I was reading Man and His Symbols by Carl Jung and associates this morning. The book has me reflecting back on key dreams during my life, ones I haven’t forgotten because of their impact. I haven’r recalled any dreams the past few nights, so I wondered how I can work with the unconscious without current dreams. In the early 90s I went to a workshop on “Focusing” developed by Eugene Gendlin. I was the lucky person who got to be an example as the instructor ran me through the process for the group to see how it is done. I experienced the “felt sense” rather easily. Turns out that this is usually the most difficult part. I don’t think I can explain it, but it is not a mental process and not feeling sensations in the body. After you get in touch with this felt sense and experience it a little while, you can ask yourself if there is a word or image that, when you put it up against the felt sense, there is a resonance. If there is, you feel a shift. It’s not an idea, but just a shift inside. Hard to express this, but Gendlin does a great job in his book called Focusing.
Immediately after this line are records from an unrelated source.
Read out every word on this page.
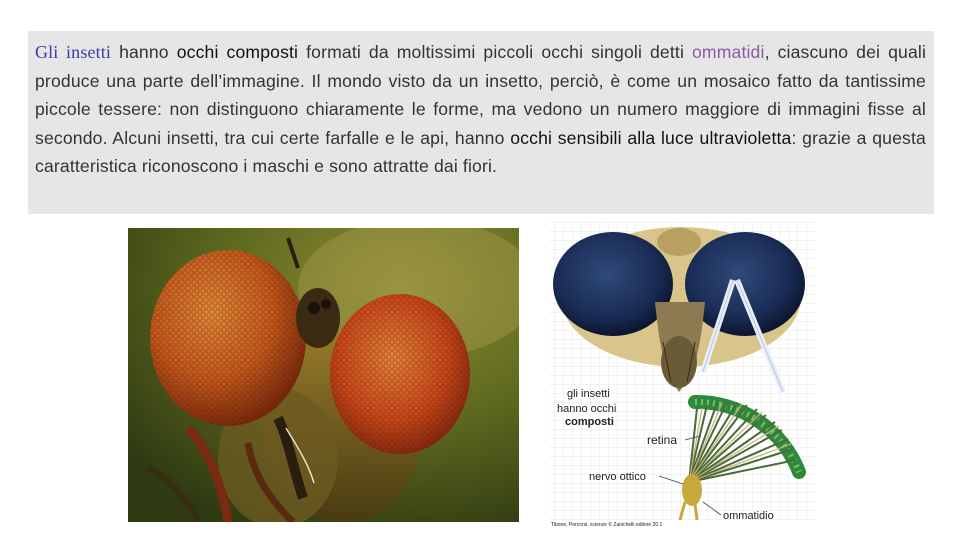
Gli insetti hanno occhi composti formati da moltissimi piccoli occhi singoli detti ommatidi, ciascuno dei quali produce una parte dell’immagine. Il mondo visto da un insetto, perciò, è come un mosaico fatto da tantissime piccole tessere: non distinguono chiaramente le forme, ma vedono un numero maggiore di immagini fisse al secondo. Alcuni insetti, tra cui certe farfalle e le api, hanno occhi sensibili alla luce ultravioletta: grazie a questa caratteristica riconoscono i maschi e sono attratte dai fiori.

gli insetti
hanno occhi
composti
retina
nervo ottico
ommatidio
Tibone, Percorsi, scienze © Zanichelli editore 20.1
So this morning I wondered if this experience of “felt sense–image–shift” was similar to having a dream–recalling–coming up with meaning or value. Are both ways of touching the unconscious? With focusing I really don’t come to a cognitive understanding during the process, but I do come to a release of that initial stress that brought me to do the process. Then over the course of time, often a few days, I find myself moving into resolution of the problem area basically without trying.

Gendlin wrote something about focusing with dream analysis which I haven’t read. And I have seen something about Jung using the imagination, though I don’t know if this was with dream material or simply imagination by itself.

What I’m looking for is how to approach the unconscious when I don’t have dream material to work with.